Jester King dichiara apertamente d’essersi ispirato alle produzioni della Brasserie Thiriez e alla Avec Les Bons Vœux della Brasserie Dupont. Difficile fare il confronto con la Dupont, molto diversa, ma in ogni caso l’esercizio di Jester King è molto ben riuscito: ottima bevibilità per una birra dall’alto contenuto alcolico che rischia di mandare al tappeto chi si trova col bicchiere in mano.
Formato 75 cl., alc. 8.9% IBU 25 (?), lotto 16, imbott. 23/01/2017, prezzo indicativo 16.00-25.00 euro (beershop)

NOTA: la descrizione della birra è basata esclusivamente sull’assaggio di questa bottiglia, e potrebbe non rispecchiare la produzione abituale del birrificio.

mercoledì 14 novembre 2018

Jester King / Perennial Artisan Ale Enigmatic Taxa

Sono 1400 i chilometri che separano St. Louis, Missouri, da Austin, Texas: un viaggio attraverso le grandi pianure dell’Oklahoma che si svolge quasi tutto lungo la Interstate 44, una delle principali autostrade degli Stati Uniti centrali che core oggi su quello che sino al 1950 era parte della mitica Route 66. 
A St. Louis si trova Perennial Artisan Ales (qui gli incontri precedenti), birrificio fondato dal birriario Phil Wymore assieme alla moglie Emily, che dopo aver lavorato alla Grindstone (Columbia, Missouri), alla Goose Island ed alla Half Acre (Chicago) ha deciso di ritornare in Missouri per inaugurare il proprio birrificio, con l’intento dichiarato di “puntare ai beergeeks. Vogliamo fare birre per le quali la gente si entusiasmi”. Promesse mantenute, soprattutto se si guarda all’hype che aleggia attorno ad alcune delle loro imperial stout barricate. 
Altra “vecchia conoscenza” del blog è Jester King Craft Brewery, birrificio texano di Austin che ha aperto le porte nel 2010: a guidarlo i fratelli Jeffrey e Michael Stuffings. Dal 2013 Jester King ha deciso di focalizzarsi esclusivamente sulle fermentazioni miste e spontanee e, dal 2015, si definisce una vera e propria Farmhouse Brewery avendo acquistato altri 58 acri di terreno nei quali coltiva frutta e verdura.  Anche in Texas non sono immuni all’hype, con beergeeks che spesso si mettono pazientemente in fila per ore per acquistare bottiglie. 
Jester King e Perennial hanno in comune l’amore per la tradizione belga, anche se in Missouri l’hanno un po’ “trascurata” (virgolette d’obbligo) in favore delle imperial stout, stile che invece Jester King ha quasi completamente abbandonato, eccezion fatta per la Black Metal.
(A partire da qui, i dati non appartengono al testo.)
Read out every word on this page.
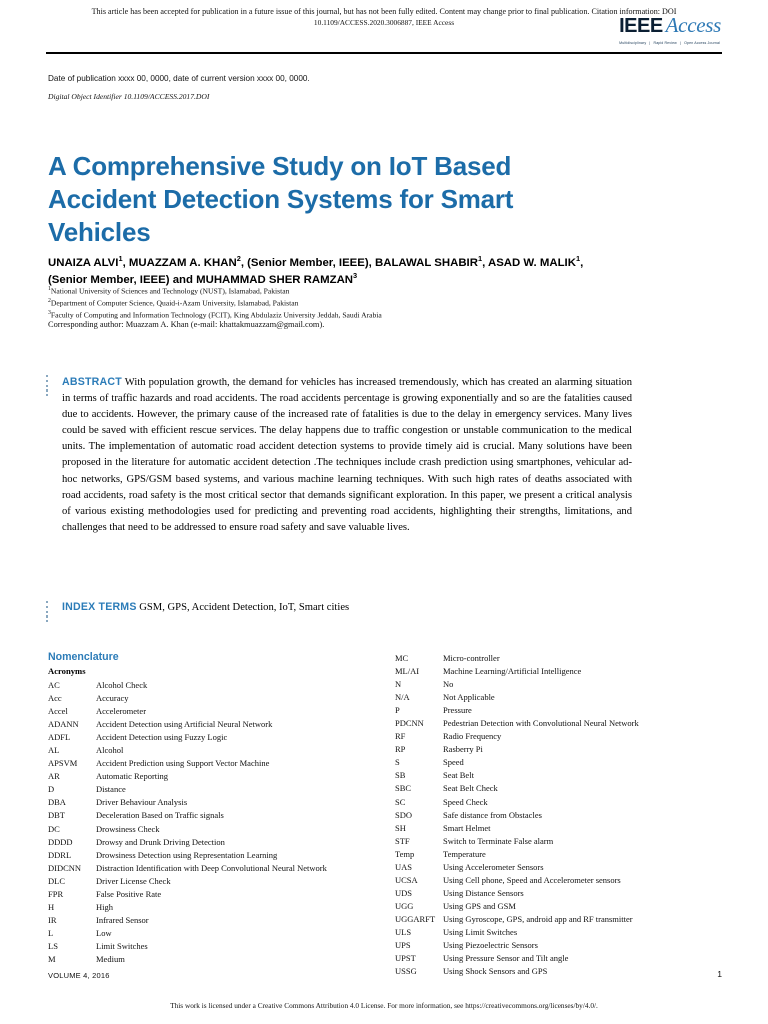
This article has been accepted for publication in a future issue of this journal, but has not been fully edited. Content may change prior to final publication. Citation information: DOI
10.1109/ACCESS.2020.3006887, IEEE Access	IEEE Access
Multidisciplinary | Rapid Review | Open Access Journal
Date of publication xxxx 00, 0000, date of current version xxxx 00, 0000.
Digital Object Identifier 10.1109/ACCESS.2017.DOI
A Comprehensive Study on IoT Based Accident Detection Systems for Smart Vehicles
UNAIZA ALVI$^1$, MUAZZAM A. KHAN$^2$, (Senior Member, IEEE), BALAWAL SHABIR$^1$, ASAD W. MALIK$^1$, (Senior Member, IEEE) and MUHAMMAD SHER RAMZAN$^3$
$^1$National University of Sciences and Technology (NUST), Islamabad, Pakistan
$^2$Department of Computer Science, Quaid-i-Azam University, Islamabad, Pakistan
$^3$Faculty of Computing and Information Technology (FCIT), King Abdulaziz University Jeddah, Saudi Arabia
Corresponding author: Muazzam A. Khan (e-mail: khattakmuazzam@gmail.com).
ABSTRACT With population growth, the demand for vehicles has increased tremendously, which has created an alarming situation in terms of traffic hazards and road accidents. The road accidents percentage is growing exponentially and so are the fatalities caused due to accidents. However, the primary cause of the increased rate of fatalities is due to the delay in emergency services. Many lives could be saved with efficient rescue services. The delay happens due to traffic congestion or unstable communication to the medical units. The implementation of automatic road accident detection systems to provide timely aid is crucial. Many solutions have been proposed in the literature for automatic accident detection .The techniques include crash prediction using smartphones, vehicular ad-hoc networks, GPS/GSM based systems, and various machine learning techniques. With such high rates of deaths associated with road accidents, road safety is the most critical sector that demands significant exploration. In this paper, we present a critical analysis of various existing methodologies used for predicting and preventing road accidents, highlighting their strengths, limitations, and challenges that need to be addressed to ensure road safety and save valuable lives.
INDEX TERMS GSM, GPS, Accident Detection, IoT, Smart cities
Nomenclature
Acronyms
AC	Alcohol Check
Acc	Accuracy
Accel	Accelerometer
ADANN	Accident Detection using Artificial Neural Network
ADFL	Accident Detection using Fuzzy Logic
AL	Alcohol
APSVM	Accident Prediction using Support Vector Machine
AR	Automatic Reporting
D	Distance
DBA	Driver Behaviour Analysis
DBT	Deceleration Based on Traffic signals
DC	Drowsiness Check
DDDD	Drowsy and Drunk Driving Detection
DDRL	Drowsiness Detection using Representation Learning
DIDCNN	Distraction Identification with Deep Convolutional Neural Network
DLC	Driver License Check
FPR	False Positive Rate
H	High
IR	Infrared Sensor
L	Low
LS	Limit Switches
M	Medium
MC	Micro-controller
ML/AI	Machine Learning/Artificial Intelligence
N	No
N/A	Not Applicable
P	Pressure
PDCNN	Pedestrian Detection with Convolutional Neural Network
RF	Radio Frequency
RP	Rasberry Pi
S	Speed
SB	Seat Belt
SBC	Seat Belt Check
SC	Speed Check
SDO	Safe distance from Obstacles
SH	Smart Helmet
STF	Switch to Terminate False alarm
Temp	Temperature
UAS	Using Accelerometer Sensors
UCSA	Using Cell phone, Speed and Accelerometer sensors
UDS	Using Distance Sensors
UGG	Using GPS and GSM
UGGARFT Using Gyroscope, GPS, android app and RF transmitter
ULS	Using Limit Switches
UPS	Using Piezoelectric Sensors
UPST	Using Pressure Sensor and Tilt angle
USSG	Using Shock Sensors and GPS
VOLUME 4, 2016	1
This work is licensed under a Creative Commons Attribution 4.0 License. For more information, see https://creativecommons.org/licenses/by/4.0/.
Non poteva quindi che essere il Belgio il terreno sul quale confrontarsi ed incontrarsi per una collaborazione, chiamata Enigmatic Taxa, che è stata realizzata nel 2017; Stuffings di Jester King ammette di amare le Hommel Bier realizzata da Perennial, a sua volta ispirata dalla a noi più nota Poperings Hommelbier prodotta dal birrificio Van Eecke, una Belgian Ale generosamente luppolata con oli Brewer's Gold ed Hallertau raccolti nei vicini campi di Poperinge. Nella Hommel Bier di Perennial, birra con la quale il birrificio di St. Louis debuttò nel 2011, ci finirono però luppoli americani (Chinook, Columbus e, in dry-hopping, Simcoe, Cascade e Mt. Hood). Jester King ha invece intenzione di mettere in pratica quella che è una delle sue specialità: inoculo spontaneo di lieviti e fermentazioni in foudres di legno.

La birra.
L’acqua è quella proveniente direttamente dal pozzo del birrificio di Austin; i malti sono Abbey, Biscuit e Carafoam, i luppoli  Zythos, Cascade e Simcoe.  In una notte di febbraio 2017, Jester King e Perennial mettono a raffreddare il mosto nella coolship all’aria aperta aggiungendo scorza e succo di pompelmo fresco. La mattina successiva avviene il travaso in botti di legno:  nei foudres è stato lasciato il lievito utilizzato per fermentare la birra precedente, la brown ale Ol Oi. Dopo due mesi la birra è stata trasferita in tini d’acciaio per effettuare un dry-hopping di Cascade, Simcoe e un luppolo sperimentale della Oregon Hophouse chiamato X17; l’imbottigliamento è avvenuto il 15 maggio 2017 e la birra è stata poi fatta maturare per quattro mesi prima di essere messa in vendita, il 15 settembre alla tasting room del birrificio.  2700 bottiglie disponibili al costo di 14 dollari cadauna. 
Il suo colore è dorato antico, leggermente velato: leggero gushing, schiuma biancastra compatta e cremosa, praticamente indissolubile. Al naso pompelmo e limone sono accompagnati da note funky di legno, sudore, cantina e cuoio; man mano che la birra si scalda emergono in sottofondo piacevoli note di ananas e frutta a pasta gialla. Al palato le vivaci bollicine sono ammorbidite da accenni cremosi in sottofondo che non t’aspetteresti di trovare; il risultato è comunque azzeccatissimo. La bevuta è molto secca e caratterizzata dall’asprezza di pompelmo, limone, lime, mandarino e, in tono minore,  uvaspina e  mela verde; la componente rustica/funky si  snoda attraverso terra, cuoio, legno e cantina. Si chiude ovviamente con l’amaro della scorza d’agrumi ma c’è spazio anche per qualche tannino: è una birra estremamente rinfrescante e dissetante che, se lasciata riscaldare, regala anche qualche inatteso spunto vinoso.
Dietro ad un’apparente semplicità ci sono piccoli dettagli a creare una sorprendente complessità: non è il paradiso ma il risultato finale mi sembra di livello piuttosto alto.
Formato 75 cl., alc. 6.9%, 30 IBU, lotto 05/2017, prezzo indicativo 17.00-28.00 Euro (beershop)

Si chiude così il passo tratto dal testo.